Osnabrück. Ombre di Luci, „die falschen Italiener“ aus Osnabrück, stellten ihr nagelneues Album „Cuore d´ oro“ live vor – und verabschiedeten sich von dem langjährigen Bandmitglied Ludwig Voges.

Es waren einmal zwei trottelige Diebe, die in Italien eine Bank ausrauben wollten. Einmal wurden sie von Mama, einmal von der Mafia aus der Bankfiliale verscheucht, dann landeten sie im Knast. Diese Geschichte hat sich Giovanni Armanni ausgedacht.

Er ist ein echter Italiener und schreibt Songtexte für eine Band mit falschen Italienern, für Ombre di Luci. Weil die Story von den Möchtegernganoven so lustig ist, hat Giovanni sie jetzt weitergesponnen: Den tumben Dieben gelingt der Ausbruch aus dem Gefängnis, sie fliehen nach Holland, finden einen Lottoschein und gewinnen die Million. Die Fortsetzung der Räuberpistole befindet sich unter dem Titel „Ladri sfigati in fuga“ auf dem brandneuen Album der „Schattenlichter“. Allerdings hat das Tempo fluchtartig zugelegt, die Tuba sorgt für ein leichtfüßiges Bassfundament, derweil das Cello das musikalische Thema aufgreift, das Sänger Marcus Tackenberg mit seiner Stimme vorgibt.

Poetisches, Abstruses, Nachdenkliches

Wer am Samstag das Blue Note besuchte, wurde Zeuge, wie Ombre di Luci das lustige Lied über Abenteuer und den Traum von der Freiheit live darboten. Die Band hatte zur CD-Release-Party geladen. Bevor sie also die Stücke vom neuen Album „Cuore d’oro“ präsentierten, wärmten sie sich zunächst mit der vertrauten Nummer „Cinema Italiano“ auf, die vor Kurzem auf dem Vinyl-Album „Twelve Songs From The City Of Peace“ erschienen ist.

Nach diesem behänden Einstieg gab es Neues: Poetisches, Abstruses, Nachdenkliches, Witziges, Gefühlvolles und Gesellschaftskritisches, versiert in Songs gebettet von Piano, Posaune, Cello, akustischer Gitarre und Schlagzeug.

Wehmütige Note

Eine wehmütige Note bekam das Konzert durch den Abschied von Cellist Ludwig Voges, der das Album noch mit eingespielt hat. „Aber jetzt geht er in Band-Rente“, sagte Marcus Tackenberg und bedankte sich bei dem Kollegen, der das Konzert als Zuschauer verfolgte, für die jahrelange Zusammenarbeit.

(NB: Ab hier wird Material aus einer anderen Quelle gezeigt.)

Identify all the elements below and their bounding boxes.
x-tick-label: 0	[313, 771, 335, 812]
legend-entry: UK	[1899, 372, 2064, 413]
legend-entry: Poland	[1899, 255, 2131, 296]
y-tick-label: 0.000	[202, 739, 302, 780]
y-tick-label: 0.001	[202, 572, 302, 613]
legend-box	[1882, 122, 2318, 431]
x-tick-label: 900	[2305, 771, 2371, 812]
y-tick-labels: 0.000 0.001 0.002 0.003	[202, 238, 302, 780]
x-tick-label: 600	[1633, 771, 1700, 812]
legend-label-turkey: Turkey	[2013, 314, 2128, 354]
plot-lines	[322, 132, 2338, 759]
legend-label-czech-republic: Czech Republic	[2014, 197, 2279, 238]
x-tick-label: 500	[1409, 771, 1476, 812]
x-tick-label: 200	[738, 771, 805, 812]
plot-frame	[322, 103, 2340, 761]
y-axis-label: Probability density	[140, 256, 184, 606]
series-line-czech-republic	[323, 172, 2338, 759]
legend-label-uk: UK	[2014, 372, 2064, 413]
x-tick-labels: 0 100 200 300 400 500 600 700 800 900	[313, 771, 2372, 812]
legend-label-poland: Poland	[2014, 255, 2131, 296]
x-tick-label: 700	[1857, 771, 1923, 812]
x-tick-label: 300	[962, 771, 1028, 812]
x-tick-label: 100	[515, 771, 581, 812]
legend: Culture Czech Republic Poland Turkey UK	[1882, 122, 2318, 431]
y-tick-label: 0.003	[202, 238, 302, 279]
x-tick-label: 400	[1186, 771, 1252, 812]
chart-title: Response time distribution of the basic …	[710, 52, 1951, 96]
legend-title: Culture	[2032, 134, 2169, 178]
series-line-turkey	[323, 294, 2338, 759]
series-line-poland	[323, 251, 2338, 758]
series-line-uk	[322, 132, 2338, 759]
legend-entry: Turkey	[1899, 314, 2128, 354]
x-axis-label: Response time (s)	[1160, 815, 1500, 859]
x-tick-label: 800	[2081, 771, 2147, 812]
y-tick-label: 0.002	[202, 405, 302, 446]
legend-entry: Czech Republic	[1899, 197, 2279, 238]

Dann stellte er Raphael Rahe vor, der mit dem sogenannten „Silent Cello“, also einem Elektrocello ohne Holzkorpus, sowie mit der Gitarre einen adäquaten Ersatz für Voges’ Bandengagement abgab. Umrankt von den Moderationen Tackenbergs, der mit seiner sonoren Stimme Liedtexte erklärte oder flockige Anekdoten zu den jeweiligen Song erzählte, breitete sich immer mehr mediterranes Flair im Blue Note aus. Ob melancholische Ballade oder flinke Polka, das Publikum genoss begeistert die Atmosphäre.